Ces considérations doivent nous rendre reconnaissans envers les écrivains qui, venus de la science, se sont approchés de la philosophie, et qui nous donnent par là l’exemple de nous avancer réciproquement de la philosophie vers la science. C’est ce mérite qui nous a toujours frappé dans les écrits de M. Auguste Laugel. Ancien élève de l’École polytechnique et de l’École des mines, il a reçu, comme on voit, la plus forte éducation scientifique que l’on puisse acquérir en France de nos jours; mais il n’appartient pas à cette école qui ne voit partout que des faits et des rapports, et qui considère la pensée spéculative comme un superflu.
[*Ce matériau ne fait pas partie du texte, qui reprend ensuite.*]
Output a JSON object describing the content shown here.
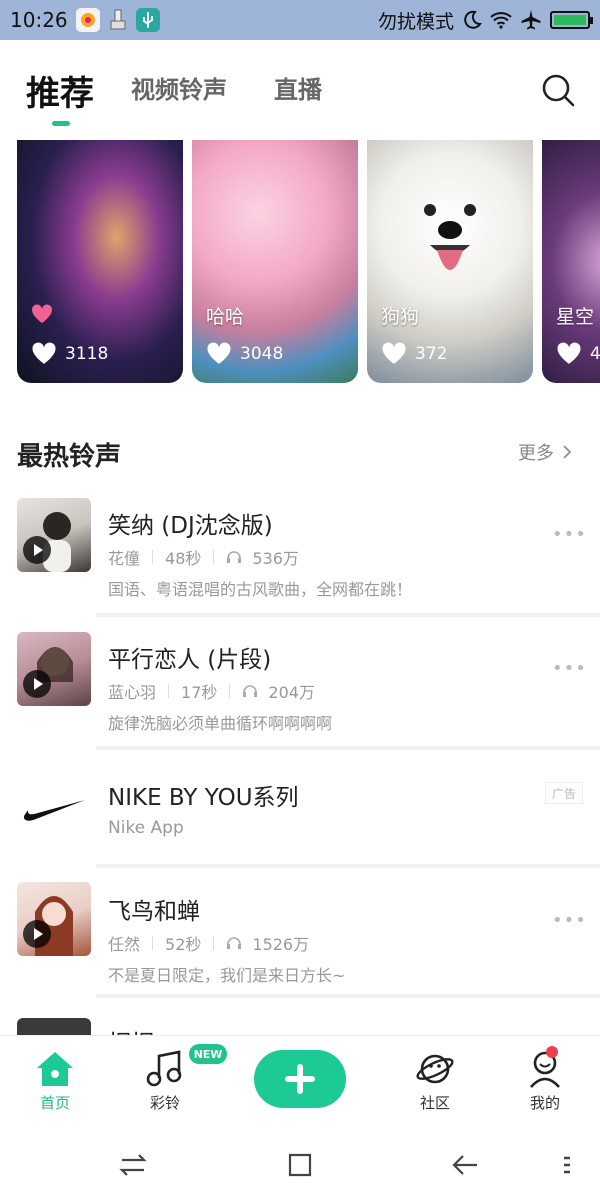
{
  "status_bar": {
    "time": "10:26",
    "dnd_label": "勿扰模式"
  },
  "tabs": [
    {
      "label": "推荐",
      "active": true
    },
    {
      "label": "视频铃声",
      "active": false
    },
    {
      "label": "直播",
      "active": false
    }
  ],
  "cards": [
    {
      "title": "",
      "likes": "3118"
    },
    {
      "title": "哈哈",
      "likes": "3048"
    },
    {
      "title": "狗狗",
      "likes": "372"
    },
    {
      "title": "星空",
      "likes": "4"
    }
  ],
  "hot_section": {
    "title": "最热铃声",
    "more": "更多"
  },
  "songs": [
    {
      "title": "笑纳 (DJ沈念版)",
      "artist": "花僮",
      "duration": "48秒",
      "plays": "536万",
      "desc": "国语、粤语混唱的古风歌曲，全网都在跳！"
    },
    {
      "title": "平行恋人 (片段)",
      "artist": "蓝心羽",
      "duration": "17秒",
      "plays": "204万",
      "desc": "旋律洗脑必须单曲循环啊啊啊啊"
    },
    {
      "title": "飞鸟和蝉",
      "artist": "任然",
      "duration": "52秒",
      "plays": "1526万",
      "desc": "不是夏日限定，我们是来日方长~"
    },
    {
      "title": "桐桐"
    }
  ],
  "ad": {
    "title": "NIKE BY YOU系列",
    "subtitle": "Nike App",
    "badge": "广告"
  },
  "bottom_nav": {
    "home": "首页",
    "ringtone": "彩铃",
    "new_badge": "NEW",
    "community": "社区",
    "mine": "我的"
  },
  "colors": {
    "accent": "#20c38b",
    "status_bar": "#9eb5d8"
  }
}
La nature ne l’intéresse que comme objet et aliment de la pensée. Né sur les bords du Rhin, il a reçu de l’Allemagne le souffle des choses idéales, non toutefois sans un certain mélange de vapeurs et de brumes traversées çà et là par les rayons d’une imagination poétique. Une philosophie rigoureuse et précise ne trouve peut-être pas toujours son compte à ce mélange de science exacte et de poésie mystérieuse. Il ne faut point trop presser ce brillant esprit ni sur la méthode ni sur les doctrines. Un spiritualisme sévère, tout comme une logique exacte, peut trouver à reprendre dans ses écrits; mais la candeur de la pensée désarme les scrupules, des aperçus heureux captivent la curiosité, et le sentiment profond de la grandeur de la science et de l’infini dans les choses donne quelquefois à son style un accent presque religieux.
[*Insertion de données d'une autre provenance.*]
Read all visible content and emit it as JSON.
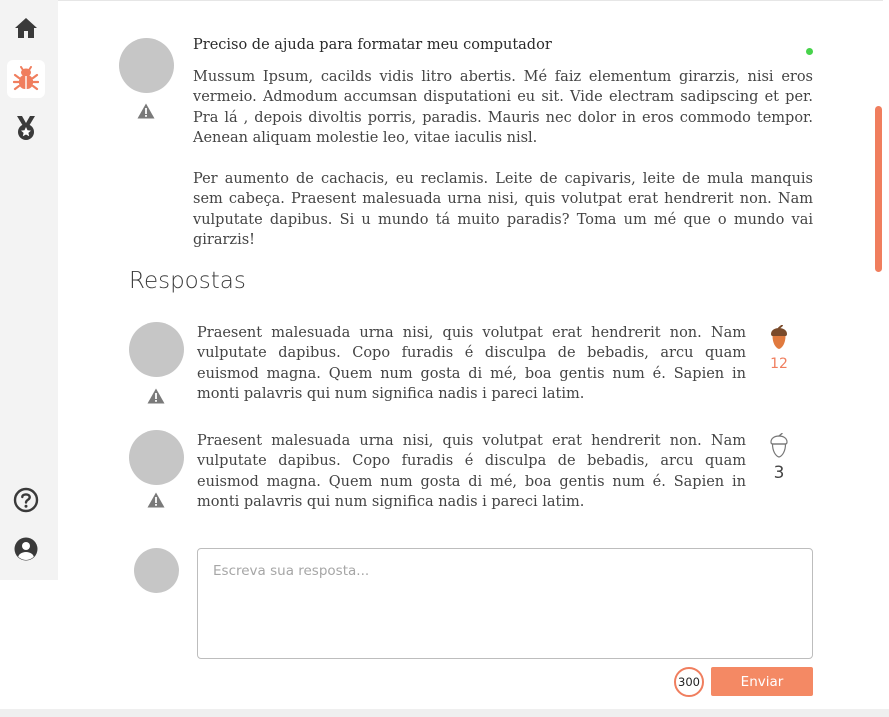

L’analyse détaillée des trois derniers volumes de M. Laugel nous est interdite par le nombre même, la diversité et la complication des questions qui y sont traitées. Nous nous bornerons à en résumer l’esprit, ce qui va nous amener à parler des diverses tendances philosophiques qui se partagent les sciences à l’heure qu’il est. On peut dire que la science de la nature a toujours été divisée, comme elle l’est encore aujourd’hui, en deux grandes écoles contraires, l’une qui l’entraîne vers l’unité, l’autre vers la diversité, l’une qui tend sans cesse à la réduction des forces, l’autre qui insiste surtout sur la pluralité des agens. L’un et le plusieurs, ces deux termes auxquels les pythagoriciens et les platoniciens ramenaient les principes des choses, semblent être les deux pôles contraires entre lesquels l’esprit humain oscille sans cesse dans la science comme dans la philosophie, dans la religion comme dans la politique. Ces deux tendances coexistent plus ou moins à chaque époque; cependant c’est tantôt l’une, tantôt l’autre qui est prépondérante. Dans la physique cartésienne, le principe de l’unité dominait d’une manière absolue. Descartes, préoccupé surtout de chasser de la science les qualités occultes du moyen âge, avait ramené tous les problèmes de la physique et même de la physiologie aux problèmes de la mécanique, et il avait dit : « Donnez-moi de la matière et du mouvement, et je ferai le monde. » De là la théorie des tourbillons et la théorie de l’automatisme, ces deux hypothèses si ingénieuses et si fausses qui ont ruiné la physique cartésienne, et qui sont encore citées comme des exemples de romans scientifiques, quoique l’esprit général de la physique cartésienne soit évidemment celui qui tend à reprendre faveur aujourd’hui.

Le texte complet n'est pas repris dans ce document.